Clearly, our infrastructure debates are divorced from our climate policy, and until we reconcile that we will keep building fossil fuel infrastructure that could lock us into production levels post-2030 that are inconsistent with the necessity and our international commitment to decarbonize.
Not so fast, the oil industry will argue — we can increase production and meet Paris commitments as long as we reduce emissions. Right?
Not quite. This argument basically relies on the idea that the industry can ‘decarbonize’ oil. Yes, there are some ground-breaking pilot projects in the oilsands that have had remarkable success in reducing emissions per barrel. The industry as a whole, however, has increased per barrel emissions by 25 percent over the last decade. We frequently hear the Canadian Association of Petroleum Producers arguing that emissions intensity has been reduced by over 20 percent. This is only true if you look back 25 years. Big, one-time gains were made when the industry moved to cogeneration but since that time emissions have gone up, not down.
Perhaps the industry will have success in reducing emissions per barrel now that Alberta Premier Rachel Notley has given it the added incentive of a carbon tax and an emissions limit. That kind of policy certainty and added price will force innovation and new technology adoption. But how much? And if we increase production how do we meet our commitment to 2 or 1.5 degrees? Recent reports have shown that if you add up oil, coal and gas reserves currently under production and in development, we will exceed 2 degrees. In Marrakech a few weeks ago, more than 400 civil society organizations from 60 countries declared that we cannot allow any further expansion of fossil fuel production if we want to ensure we maintain a safe and stable climate.

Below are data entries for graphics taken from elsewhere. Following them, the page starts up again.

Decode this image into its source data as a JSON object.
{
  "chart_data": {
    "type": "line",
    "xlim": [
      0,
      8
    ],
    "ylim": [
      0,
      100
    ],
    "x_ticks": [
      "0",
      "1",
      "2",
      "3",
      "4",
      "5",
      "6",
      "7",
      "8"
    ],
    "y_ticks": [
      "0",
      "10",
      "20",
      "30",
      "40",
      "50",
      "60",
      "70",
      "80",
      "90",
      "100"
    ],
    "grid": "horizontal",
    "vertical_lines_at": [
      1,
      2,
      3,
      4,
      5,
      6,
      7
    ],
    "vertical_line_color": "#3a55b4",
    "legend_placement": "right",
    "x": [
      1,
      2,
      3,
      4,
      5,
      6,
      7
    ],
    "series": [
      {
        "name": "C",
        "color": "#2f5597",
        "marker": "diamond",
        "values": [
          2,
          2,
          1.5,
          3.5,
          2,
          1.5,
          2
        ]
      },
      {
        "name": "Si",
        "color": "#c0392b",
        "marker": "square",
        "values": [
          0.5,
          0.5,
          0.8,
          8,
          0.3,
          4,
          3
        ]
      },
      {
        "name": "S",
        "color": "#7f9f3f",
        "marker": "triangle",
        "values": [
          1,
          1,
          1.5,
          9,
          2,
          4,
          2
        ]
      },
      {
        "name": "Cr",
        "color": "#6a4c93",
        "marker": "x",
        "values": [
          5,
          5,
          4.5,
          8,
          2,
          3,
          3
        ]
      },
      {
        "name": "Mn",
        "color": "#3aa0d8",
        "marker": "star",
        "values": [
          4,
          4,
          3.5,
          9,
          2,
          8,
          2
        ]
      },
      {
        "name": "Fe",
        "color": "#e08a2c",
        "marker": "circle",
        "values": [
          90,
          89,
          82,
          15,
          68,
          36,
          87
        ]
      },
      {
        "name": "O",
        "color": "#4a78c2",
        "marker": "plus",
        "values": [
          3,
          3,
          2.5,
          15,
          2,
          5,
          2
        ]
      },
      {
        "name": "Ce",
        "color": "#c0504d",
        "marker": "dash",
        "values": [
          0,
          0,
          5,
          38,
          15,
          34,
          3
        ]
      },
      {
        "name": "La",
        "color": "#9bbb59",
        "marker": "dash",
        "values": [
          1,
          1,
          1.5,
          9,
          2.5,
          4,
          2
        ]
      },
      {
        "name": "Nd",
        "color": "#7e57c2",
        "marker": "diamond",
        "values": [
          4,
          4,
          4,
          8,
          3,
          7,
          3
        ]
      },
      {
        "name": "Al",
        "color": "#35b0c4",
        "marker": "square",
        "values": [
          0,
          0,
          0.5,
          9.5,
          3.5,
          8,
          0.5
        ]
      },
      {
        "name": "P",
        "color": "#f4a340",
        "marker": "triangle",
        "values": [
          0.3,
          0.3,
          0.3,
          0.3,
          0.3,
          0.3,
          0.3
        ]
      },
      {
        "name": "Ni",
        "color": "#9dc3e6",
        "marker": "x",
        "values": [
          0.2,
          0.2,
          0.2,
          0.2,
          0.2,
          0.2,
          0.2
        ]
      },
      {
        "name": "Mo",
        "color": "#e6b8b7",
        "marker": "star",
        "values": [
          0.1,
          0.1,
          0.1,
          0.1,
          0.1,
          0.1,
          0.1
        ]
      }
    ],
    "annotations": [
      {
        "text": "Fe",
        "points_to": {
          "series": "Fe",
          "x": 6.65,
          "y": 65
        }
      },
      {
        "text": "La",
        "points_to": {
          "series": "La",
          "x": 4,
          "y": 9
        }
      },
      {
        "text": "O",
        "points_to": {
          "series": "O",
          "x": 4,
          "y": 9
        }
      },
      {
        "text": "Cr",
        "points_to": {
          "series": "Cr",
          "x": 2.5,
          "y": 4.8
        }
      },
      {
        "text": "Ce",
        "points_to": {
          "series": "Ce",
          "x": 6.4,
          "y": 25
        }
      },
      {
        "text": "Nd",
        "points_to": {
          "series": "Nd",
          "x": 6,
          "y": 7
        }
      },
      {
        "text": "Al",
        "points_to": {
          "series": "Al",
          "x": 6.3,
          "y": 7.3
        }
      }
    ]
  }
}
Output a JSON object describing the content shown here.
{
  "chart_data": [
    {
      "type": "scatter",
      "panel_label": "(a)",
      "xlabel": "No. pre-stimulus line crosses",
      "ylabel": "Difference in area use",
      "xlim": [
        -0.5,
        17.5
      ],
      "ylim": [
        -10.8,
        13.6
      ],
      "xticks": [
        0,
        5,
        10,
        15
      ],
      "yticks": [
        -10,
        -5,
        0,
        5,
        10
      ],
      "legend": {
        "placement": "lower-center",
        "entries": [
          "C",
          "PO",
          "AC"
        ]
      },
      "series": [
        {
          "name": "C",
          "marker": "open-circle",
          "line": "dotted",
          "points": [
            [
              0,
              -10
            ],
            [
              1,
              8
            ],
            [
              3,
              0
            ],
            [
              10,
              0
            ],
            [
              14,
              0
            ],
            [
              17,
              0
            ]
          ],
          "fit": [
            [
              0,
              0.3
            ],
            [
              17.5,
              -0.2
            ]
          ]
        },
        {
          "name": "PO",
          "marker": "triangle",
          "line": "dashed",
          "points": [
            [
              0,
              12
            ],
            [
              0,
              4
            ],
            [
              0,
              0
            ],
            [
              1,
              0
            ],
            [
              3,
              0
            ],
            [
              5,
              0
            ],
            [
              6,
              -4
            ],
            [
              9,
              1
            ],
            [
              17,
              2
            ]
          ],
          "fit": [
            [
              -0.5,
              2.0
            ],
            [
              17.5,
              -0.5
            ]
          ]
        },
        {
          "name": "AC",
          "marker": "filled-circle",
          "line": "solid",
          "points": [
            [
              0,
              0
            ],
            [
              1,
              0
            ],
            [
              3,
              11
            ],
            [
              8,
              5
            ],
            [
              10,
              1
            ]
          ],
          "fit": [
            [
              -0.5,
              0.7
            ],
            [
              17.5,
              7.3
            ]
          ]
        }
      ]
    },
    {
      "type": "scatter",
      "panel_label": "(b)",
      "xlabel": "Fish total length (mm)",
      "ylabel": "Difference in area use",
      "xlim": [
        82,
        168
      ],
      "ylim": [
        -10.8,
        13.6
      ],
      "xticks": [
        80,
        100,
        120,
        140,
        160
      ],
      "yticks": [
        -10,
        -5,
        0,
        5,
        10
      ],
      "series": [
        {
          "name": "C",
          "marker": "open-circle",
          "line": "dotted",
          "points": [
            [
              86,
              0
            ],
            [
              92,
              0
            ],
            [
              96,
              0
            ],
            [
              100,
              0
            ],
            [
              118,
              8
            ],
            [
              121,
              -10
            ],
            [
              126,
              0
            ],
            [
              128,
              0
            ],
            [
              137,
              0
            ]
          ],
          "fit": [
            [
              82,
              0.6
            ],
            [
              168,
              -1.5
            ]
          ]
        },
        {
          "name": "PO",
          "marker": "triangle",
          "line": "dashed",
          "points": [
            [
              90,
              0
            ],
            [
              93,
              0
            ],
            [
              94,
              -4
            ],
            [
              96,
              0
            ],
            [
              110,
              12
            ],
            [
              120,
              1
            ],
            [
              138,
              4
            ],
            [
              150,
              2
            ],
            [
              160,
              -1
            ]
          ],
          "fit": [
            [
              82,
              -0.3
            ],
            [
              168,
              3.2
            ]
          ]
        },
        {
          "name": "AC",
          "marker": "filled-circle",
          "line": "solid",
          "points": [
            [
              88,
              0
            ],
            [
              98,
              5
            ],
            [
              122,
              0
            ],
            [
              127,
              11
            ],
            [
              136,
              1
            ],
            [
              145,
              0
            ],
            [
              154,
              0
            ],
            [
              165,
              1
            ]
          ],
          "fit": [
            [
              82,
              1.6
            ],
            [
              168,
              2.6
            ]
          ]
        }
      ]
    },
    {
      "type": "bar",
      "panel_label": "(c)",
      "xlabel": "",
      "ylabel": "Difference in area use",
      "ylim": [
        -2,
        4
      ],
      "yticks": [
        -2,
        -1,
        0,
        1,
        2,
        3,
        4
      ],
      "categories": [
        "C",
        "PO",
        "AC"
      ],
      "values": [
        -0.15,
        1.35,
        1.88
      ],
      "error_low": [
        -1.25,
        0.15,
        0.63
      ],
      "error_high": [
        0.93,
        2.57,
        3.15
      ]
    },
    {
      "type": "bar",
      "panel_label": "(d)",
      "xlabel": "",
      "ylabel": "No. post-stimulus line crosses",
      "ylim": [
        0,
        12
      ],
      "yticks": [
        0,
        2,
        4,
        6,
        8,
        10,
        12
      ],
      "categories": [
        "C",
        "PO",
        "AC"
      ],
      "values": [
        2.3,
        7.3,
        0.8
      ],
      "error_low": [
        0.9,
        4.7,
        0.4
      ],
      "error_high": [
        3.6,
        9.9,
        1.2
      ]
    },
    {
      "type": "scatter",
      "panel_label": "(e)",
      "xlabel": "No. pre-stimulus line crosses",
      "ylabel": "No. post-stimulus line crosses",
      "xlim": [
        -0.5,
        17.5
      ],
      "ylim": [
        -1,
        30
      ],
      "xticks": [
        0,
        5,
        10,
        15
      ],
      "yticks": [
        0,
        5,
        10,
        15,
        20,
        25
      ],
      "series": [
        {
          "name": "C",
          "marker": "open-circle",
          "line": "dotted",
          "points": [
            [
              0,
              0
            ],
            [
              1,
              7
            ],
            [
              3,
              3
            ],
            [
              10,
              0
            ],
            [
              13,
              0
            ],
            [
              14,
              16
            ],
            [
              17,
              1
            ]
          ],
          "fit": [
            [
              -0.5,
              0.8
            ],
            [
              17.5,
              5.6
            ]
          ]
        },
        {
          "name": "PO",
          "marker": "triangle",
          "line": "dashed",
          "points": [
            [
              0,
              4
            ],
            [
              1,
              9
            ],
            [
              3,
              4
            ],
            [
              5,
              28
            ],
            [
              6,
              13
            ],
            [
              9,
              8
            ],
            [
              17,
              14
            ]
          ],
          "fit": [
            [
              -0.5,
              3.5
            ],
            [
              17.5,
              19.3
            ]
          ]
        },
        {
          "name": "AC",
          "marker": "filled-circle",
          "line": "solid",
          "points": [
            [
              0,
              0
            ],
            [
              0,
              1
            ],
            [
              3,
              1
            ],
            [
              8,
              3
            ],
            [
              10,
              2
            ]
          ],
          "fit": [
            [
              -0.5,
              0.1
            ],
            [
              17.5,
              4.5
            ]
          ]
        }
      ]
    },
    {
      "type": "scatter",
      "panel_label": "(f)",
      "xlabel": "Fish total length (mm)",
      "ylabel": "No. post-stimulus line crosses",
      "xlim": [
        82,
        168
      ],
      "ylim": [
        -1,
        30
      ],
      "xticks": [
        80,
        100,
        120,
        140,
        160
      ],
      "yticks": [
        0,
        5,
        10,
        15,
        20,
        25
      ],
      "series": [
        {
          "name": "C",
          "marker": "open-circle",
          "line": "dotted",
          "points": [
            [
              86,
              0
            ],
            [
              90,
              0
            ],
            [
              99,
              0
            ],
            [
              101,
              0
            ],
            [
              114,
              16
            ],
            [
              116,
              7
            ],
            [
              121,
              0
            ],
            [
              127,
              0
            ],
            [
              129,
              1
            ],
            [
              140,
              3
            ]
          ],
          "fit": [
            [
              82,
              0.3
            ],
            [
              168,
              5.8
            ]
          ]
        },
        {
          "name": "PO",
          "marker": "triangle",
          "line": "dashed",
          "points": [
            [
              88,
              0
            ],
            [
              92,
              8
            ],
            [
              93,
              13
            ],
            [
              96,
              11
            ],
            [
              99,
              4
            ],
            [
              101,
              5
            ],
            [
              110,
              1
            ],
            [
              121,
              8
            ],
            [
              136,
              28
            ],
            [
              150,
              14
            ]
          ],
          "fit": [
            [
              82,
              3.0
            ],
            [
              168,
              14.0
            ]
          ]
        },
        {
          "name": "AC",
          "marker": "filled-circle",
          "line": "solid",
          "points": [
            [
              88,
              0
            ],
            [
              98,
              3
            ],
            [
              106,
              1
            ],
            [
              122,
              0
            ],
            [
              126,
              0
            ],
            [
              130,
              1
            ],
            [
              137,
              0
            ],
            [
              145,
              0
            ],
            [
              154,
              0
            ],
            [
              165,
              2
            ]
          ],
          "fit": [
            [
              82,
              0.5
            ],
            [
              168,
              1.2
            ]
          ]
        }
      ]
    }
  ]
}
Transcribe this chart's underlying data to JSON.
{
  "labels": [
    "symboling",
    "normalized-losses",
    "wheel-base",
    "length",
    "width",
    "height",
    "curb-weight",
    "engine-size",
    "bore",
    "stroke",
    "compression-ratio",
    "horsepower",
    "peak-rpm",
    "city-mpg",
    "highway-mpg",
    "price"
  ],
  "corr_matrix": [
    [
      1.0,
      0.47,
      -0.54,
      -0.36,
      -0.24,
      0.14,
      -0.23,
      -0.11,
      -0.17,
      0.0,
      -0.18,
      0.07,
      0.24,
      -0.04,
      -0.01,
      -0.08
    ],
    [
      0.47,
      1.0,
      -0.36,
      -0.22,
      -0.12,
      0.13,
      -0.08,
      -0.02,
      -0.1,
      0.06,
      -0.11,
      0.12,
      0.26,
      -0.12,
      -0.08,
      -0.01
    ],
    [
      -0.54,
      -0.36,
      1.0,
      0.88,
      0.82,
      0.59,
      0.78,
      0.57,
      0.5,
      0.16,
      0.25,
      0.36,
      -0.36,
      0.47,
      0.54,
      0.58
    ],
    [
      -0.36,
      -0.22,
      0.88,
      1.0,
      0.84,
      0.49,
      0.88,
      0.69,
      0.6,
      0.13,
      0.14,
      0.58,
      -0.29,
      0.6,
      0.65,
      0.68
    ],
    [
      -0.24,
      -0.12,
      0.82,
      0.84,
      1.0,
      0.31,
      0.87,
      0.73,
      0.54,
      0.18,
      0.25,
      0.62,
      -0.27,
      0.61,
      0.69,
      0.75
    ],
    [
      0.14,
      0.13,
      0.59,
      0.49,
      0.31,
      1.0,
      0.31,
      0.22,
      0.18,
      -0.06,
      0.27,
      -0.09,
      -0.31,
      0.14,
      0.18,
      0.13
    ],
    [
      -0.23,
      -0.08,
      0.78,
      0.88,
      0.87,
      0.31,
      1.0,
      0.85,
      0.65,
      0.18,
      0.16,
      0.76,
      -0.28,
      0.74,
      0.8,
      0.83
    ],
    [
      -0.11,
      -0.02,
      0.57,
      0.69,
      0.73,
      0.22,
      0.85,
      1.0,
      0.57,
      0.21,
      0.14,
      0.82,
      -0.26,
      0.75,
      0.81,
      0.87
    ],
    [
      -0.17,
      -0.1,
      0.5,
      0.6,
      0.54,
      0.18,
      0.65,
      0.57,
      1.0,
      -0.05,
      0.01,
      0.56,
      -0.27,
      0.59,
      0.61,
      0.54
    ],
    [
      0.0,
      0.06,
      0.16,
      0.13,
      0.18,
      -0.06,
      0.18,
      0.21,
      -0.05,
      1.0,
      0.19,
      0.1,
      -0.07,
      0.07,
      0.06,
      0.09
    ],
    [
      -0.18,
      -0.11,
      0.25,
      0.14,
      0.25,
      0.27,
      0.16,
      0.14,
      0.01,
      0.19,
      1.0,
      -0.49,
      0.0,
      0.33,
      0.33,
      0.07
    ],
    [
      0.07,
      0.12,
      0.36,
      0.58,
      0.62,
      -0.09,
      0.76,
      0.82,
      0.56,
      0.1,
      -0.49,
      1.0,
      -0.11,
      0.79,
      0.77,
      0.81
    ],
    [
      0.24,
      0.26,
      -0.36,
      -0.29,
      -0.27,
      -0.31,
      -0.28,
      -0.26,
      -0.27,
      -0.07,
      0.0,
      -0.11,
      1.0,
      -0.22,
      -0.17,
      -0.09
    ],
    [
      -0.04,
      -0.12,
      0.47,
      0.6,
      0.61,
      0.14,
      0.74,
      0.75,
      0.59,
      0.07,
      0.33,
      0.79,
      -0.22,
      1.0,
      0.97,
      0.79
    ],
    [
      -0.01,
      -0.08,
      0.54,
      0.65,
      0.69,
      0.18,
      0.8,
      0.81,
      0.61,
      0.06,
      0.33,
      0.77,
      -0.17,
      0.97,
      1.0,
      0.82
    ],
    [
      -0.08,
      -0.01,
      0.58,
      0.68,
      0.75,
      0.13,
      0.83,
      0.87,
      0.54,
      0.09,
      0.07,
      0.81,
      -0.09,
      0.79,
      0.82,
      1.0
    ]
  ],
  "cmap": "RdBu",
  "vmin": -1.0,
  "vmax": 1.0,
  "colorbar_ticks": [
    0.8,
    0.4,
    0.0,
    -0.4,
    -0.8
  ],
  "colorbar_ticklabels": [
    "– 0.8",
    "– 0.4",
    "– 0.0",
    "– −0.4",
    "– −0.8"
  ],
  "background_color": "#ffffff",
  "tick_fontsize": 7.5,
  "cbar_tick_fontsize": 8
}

In October, Trudeau announced a new national carbon-pricing framework. This could be an important step towards meeting our climate commitments and it has been lauded as progress at home and abroad. On its own, however, it is not enough. Good words last month in Marrakech are not enough.
It remains to be seen whether this government is setting the stage for a serious climate policy in line with the level of ambition that we supported last year in Paris or whether we continue to think we can have our cake and eat it too.
Will our new national carbon price and the upcoming national climate plan be enough to deflect criticism from our failure to set and meet ambitious targets and the approval of new fossil fuel infrastructure?
The growing protests, the coming lawsuits and the thousands marching in the streets — as witnessed most notably in B.C. — show that civil society has made the connection and is increasingly calling for fossil fuel project decisions that align with our climate ambition. And, as the reaction to the pipeline announcements made last week shows, it’s a call civil society is not likely to back down on.